Namun, kasus ini bukan hanya soal satu pelaku. Ini adalah cerminan dari krisis yang lebih besar: sistem pendidikan yang belum sepenuhnya aman bagi anak-anak. Intan menyebut bahwa Maluku Utara kini berada dalam kondisi darurat pelecehan seksual. Pernyataan ini bukan tanpa dasar. Dalam beberapa tahun terakhir, laporan kekerasan seksual terhadap anak di wilayah ini terus meningkat, namun penanganannya kerap lambat dan tidak tuntas.
Membangun Sistem yang Melindungi
Kasus di Desa Silang seharusnya menjadi alarm keras bagi seluruh pemangku kepentingan—pemerintah daerah, institusi pendidikan, aparat penegak hukum, hingga masyarakat sipil—untuk segera berbenah. Dunia pendidikan harus menjadi ruang yang aman, menyenangkan, dan membahagiakan bagi setiap anak. Untuk itu, dibutuhkan sistem perlindungan yang kuat dan menyeluruh.

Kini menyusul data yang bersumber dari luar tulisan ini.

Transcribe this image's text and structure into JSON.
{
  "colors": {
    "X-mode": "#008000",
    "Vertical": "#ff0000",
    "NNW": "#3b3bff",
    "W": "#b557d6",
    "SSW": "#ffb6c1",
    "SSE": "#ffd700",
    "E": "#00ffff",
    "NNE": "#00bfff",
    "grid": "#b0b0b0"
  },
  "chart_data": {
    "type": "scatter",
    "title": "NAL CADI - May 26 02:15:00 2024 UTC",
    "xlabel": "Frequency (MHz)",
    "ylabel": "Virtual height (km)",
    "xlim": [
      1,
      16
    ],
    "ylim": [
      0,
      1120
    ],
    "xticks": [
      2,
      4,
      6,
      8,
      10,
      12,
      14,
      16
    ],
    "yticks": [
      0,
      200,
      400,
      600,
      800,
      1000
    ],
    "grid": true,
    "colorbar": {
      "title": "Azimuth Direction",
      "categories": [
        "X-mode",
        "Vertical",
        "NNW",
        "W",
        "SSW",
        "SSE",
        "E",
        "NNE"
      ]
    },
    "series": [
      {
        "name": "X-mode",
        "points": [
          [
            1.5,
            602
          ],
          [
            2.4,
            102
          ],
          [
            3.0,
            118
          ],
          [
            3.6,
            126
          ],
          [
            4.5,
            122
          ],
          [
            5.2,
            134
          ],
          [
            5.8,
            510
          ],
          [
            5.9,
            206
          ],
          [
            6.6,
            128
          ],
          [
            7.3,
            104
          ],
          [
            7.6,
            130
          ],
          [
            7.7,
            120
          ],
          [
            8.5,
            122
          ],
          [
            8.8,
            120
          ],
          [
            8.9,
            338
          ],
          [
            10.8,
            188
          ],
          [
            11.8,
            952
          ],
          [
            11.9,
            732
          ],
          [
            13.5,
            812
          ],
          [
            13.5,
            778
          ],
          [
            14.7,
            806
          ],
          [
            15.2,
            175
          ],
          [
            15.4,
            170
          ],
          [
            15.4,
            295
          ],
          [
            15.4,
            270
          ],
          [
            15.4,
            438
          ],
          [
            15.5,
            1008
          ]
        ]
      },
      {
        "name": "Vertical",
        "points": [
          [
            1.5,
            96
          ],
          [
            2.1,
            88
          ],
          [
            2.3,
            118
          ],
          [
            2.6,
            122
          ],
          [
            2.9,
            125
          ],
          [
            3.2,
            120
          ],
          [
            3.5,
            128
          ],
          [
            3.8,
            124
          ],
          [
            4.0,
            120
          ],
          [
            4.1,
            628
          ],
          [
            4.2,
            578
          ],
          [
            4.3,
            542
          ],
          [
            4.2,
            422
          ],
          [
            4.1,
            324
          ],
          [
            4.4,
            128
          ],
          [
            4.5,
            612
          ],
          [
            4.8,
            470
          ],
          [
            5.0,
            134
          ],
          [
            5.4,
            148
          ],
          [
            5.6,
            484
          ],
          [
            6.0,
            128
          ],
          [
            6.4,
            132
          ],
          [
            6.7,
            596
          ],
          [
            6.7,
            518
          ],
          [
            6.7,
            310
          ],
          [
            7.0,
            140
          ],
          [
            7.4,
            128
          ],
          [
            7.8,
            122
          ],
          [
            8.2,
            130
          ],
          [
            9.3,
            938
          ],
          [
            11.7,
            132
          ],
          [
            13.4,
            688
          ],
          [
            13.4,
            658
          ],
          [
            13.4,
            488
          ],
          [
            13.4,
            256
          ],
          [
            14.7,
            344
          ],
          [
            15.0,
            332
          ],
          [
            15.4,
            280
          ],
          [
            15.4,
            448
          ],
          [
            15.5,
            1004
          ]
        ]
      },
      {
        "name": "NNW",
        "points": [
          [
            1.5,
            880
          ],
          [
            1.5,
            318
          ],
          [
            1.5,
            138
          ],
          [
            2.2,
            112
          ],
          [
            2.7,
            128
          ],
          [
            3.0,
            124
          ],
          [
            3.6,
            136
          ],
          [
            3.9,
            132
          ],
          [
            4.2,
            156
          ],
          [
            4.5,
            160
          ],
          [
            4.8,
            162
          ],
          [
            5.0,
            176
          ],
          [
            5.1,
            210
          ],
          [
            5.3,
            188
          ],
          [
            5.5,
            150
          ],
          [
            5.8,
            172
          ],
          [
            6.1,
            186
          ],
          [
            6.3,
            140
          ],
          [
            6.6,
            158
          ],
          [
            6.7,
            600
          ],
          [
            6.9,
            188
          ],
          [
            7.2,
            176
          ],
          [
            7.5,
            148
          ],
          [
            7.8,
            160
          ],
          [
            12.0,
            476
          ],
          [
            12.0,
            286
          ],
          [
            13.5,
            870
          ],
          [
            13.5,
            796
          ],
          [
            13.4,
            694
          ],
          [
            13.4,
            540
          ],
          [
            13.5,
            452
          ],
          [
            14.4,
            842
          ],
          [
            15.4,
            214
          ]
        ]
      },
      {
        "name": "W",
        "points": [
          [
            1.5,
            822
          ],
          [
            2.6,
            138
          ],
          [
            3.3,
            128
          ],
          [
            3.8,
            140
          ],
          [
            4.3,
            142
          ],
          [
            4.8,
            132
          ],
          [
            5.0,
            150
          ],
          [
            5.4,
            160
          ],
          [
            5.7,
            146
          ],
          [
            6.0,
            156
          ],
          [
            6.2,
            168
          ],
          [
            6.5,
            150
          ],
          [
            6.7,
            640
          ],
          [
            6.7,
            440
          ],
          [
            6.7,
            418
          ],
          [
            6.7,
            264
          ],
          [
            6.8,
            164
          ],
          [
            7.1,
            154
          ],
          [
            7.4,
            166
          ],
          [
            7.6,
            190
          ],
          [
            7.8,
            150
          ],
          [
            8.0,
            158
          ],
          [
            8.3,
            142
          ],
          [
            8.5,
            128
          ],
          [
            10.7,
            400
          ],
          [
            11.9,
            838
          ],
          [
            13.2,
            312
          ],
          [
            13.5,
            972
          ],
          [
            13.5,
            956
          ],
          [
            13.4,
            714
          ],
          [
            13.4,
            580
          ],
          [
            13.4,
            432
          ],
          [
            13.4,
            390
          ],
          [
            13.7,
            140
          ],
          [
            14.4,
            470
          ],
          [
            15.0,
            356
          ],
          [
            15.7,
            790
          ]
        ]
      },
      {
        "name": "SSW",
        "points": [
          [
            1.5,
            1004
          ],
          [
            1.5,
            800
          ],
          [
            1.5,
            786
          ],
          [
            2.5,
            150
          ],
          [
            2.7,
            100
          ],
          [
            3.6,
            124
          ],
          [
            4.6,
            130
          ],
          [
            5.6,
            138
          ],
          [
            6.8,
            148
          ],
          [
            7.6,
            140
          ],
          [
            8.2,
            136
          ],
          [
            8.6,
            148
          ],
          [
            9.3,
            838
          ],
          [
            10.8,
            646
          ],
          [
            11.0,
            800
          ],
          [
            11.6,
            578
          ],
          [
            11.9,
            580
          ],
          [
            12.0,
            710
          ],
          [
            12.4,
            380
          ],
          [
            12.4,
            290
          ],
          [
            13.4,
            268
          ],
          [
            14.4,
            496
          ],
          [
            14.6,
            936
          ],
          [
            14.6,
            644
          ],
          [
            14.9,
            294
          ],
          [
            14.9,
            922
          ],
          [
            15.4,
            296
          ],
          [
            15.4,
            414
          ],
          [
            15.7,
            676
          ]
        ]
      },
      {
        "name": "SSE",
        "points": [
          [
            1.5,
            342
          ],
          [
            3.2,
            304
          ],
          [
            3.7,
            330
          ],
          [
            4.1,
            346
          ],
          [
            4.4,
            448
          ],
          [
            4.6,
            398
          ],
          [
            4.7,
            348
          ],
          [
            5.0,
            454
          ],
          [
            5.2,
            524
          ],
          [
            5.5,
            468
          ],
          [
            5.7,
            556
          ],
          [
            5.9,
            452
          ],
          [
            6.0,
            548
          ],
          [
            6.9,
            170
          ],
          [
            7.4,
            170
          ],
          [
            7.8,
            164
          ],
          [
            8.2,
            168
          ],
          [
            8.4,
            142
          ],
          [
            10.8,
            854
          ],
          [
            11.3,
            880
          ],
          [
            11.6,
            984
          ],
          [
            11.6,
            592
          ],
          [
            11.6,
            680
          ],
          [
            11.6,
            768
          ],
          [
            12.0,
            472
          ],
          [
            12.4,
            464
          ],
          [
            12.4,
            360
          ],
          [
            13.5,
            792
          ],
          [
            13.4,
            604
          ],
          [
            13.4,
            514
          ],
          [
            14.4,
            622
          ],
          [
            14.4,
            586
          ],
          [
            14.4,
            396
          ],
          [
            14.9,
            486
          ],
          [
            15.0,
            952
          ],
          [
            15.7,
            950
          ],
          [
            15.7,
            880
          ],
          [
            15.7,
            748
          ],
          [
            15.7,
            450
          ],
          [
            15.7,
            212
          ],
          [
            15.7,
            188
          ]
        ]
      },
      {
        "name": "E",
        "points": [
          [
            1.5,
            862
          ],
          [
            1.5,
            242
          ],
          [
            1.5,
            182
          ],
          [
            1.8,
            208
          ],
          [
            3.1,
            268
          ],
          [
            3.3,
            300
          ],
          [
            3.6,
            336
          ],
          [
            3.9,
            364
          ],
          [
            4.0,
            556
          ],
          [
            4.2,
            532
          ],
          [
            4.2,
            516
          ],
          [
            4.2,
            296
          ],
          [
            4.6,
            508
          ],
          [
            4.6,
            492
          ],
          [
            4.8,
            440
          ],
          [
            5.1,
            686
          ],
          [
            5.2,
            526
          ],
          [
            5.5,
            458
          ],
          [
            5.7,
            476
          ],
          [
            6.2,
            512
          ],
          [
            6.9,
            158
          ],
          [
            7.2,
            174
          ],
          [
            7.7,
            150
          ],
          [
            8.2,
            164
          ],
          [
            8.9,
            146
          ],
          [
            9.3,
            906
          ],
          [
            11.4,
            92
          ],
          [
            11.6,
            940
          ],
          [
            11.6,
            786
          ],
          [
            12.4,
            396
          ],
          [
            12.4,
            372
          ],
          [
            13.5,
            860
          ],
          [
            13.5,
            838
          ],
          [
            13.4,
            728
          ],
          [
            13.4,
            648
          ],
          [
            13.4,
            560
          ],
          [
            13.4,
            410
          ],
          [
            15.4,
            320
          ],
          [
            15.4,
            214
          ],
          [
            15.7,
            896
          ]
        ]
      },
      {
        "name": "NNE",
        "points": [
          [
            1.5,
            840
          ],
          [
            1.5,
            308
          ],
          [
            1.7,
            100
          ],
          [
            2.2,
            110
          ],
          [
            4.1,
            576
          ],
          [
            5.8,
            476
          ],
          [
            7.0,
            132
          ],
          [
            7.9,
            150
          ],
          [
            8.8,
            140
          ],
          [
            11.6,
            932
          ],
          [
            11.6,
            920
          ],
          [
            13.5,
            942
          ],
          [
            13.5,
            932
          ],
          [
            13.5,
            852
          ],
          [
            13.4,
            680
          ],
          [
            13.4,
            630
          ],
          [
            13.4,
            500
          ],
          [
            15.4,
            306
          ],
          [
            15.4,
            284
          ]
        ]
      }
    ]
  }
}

Pertama, perlu ada mekanisme pengawasan dan pelaporan yang efektif di setiap sekolah. Anak-anak harus tahu ke mana mereka bisa mengadu jika mengalami atau menyaksikan kekerasan. Guru dan tenaga pendidik juga harus mendapatkan pelatihan berkala tentang etika, perlindungan anak, dan pencegahan kekerasan seksual.